We all know what happened next. When Regan failed to deliver the billions of dollars he’d promised to his CEO pals, his secret partnership deal with the Hospital Association exploded in flames.
|Dave Regan and the gang that can't shoot straight|
In an angry response to his former CEO pals, Regan filed a new ballot initiative designed to cap their salaries at $450,000 a year.
Unfortunately, Regan forgot to read the gag clause that he’d signed as part of his secret partnership deal, which legally blocked SEIU-UHW from taking any action "adverse" to the interests of the hospital industry.
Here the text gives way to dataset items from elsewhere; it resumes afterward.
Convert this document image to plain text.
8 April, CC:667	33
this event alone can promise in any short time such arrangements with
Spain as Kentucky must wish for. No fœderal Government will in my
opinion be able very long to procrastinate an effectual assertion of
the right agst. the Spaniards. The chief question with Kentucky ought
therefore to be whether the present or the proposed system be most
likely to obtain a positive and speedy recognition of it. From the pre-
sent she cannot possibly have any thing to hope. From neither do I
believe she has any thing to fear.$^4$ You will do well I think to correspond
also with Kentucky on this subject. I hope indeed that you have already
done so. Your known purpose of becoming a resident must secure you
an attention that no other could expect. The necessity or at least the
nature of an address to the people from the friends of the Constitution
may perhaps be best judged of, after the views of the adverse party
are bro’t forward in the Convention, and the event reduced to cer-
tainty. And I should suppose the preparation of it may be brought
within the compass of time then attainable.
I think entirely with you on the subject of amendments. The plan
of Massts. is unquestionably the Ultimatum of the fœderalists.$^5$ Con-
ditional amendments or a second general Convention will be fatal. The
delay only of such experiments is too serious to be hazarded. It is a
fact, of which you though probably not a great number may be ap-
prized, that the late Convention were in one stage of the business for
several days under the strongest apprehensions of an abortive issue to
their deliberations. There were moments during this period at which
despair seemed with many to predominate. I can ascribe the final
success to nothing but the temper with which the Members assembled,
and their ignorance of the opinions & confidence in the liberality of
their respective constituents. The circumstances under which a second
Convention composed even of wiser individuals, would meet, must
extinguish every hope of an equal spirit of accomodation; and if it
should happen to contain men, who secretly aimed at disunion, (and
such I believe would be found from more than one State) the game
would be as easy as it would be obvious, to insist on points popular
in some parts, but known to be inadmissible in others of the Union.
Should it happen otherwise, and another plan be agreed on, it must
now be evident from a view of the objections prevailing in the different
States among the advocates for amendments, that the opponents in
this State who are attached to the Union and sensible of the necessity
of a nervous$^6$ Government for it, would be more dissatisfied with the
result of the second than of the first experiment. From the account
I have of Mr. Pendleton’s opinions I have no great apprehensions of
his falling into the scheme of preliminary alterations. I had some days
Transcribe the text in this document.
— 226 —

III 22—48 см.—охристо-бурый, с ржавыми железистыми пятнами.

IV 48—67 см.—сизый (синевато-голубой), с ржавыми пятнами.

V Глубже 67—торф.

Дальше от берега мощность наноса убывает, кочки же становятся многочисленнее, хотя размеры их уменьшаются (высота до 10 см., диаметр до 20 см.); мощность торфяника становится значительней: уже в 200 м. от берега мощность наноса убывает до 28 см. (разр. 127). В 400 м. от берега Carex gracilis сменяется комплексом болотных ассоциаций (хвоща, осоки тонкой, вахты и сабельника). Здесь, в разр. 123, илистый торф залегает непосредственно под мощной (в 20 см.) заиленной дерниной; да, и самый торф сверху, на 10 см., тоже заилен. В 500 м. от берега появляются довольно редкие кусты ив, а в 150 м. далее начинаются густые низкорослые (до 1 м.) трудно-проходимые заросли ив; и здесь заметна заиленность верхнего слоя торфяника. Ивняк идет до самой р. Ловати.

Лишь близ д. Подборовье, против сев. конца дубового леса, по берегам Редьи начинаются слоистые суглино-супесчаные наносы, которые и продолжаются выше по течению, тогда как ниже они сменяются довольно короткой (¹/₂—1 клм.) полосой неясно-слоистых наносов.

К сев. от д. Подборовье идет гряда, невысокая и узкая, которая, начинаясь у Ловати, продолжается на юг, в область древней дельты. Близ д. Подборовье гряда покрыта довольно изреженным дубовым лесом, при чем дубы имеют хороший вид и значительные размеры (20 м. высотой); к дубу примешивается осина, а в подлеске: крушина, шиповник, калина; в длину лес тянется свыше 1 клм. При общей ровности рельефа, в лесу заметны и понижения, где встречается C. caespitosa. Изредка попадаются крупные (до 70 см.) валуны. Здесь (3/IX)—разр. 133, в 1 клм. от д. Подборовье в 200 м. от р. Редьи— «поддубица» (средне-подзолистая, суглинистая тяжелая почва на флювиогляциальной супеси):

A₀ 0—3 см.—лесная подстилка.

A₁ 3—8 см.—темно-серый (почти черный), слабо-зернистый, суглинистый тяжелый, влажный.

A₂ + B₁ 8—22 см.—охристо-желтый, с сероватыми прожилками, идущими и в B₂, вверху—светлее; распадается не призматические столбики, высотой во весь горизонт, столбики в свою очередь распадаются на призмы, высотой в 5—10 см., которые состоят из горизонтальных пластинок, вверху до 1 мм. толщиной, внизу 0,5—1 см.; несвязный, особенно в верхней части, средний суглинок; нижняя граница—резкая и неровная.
Last month, after Regan had already wasted $5 million of SEIU-UHW members’ dues money to collect signatures for his doomed executive-compensation ballot initiative, a Superior Court judge ordered Regan to withdraw the initiative or face tens of millions of dollars of penalties.
Altogether, it was quite a remarkable series of failures and f*ck-ups by Regan and his chief political strategist, Dave Kieffer.
As one observer remarked: “It looks like Dave Regan is chief gunner for the gang that can’t shoot straight.”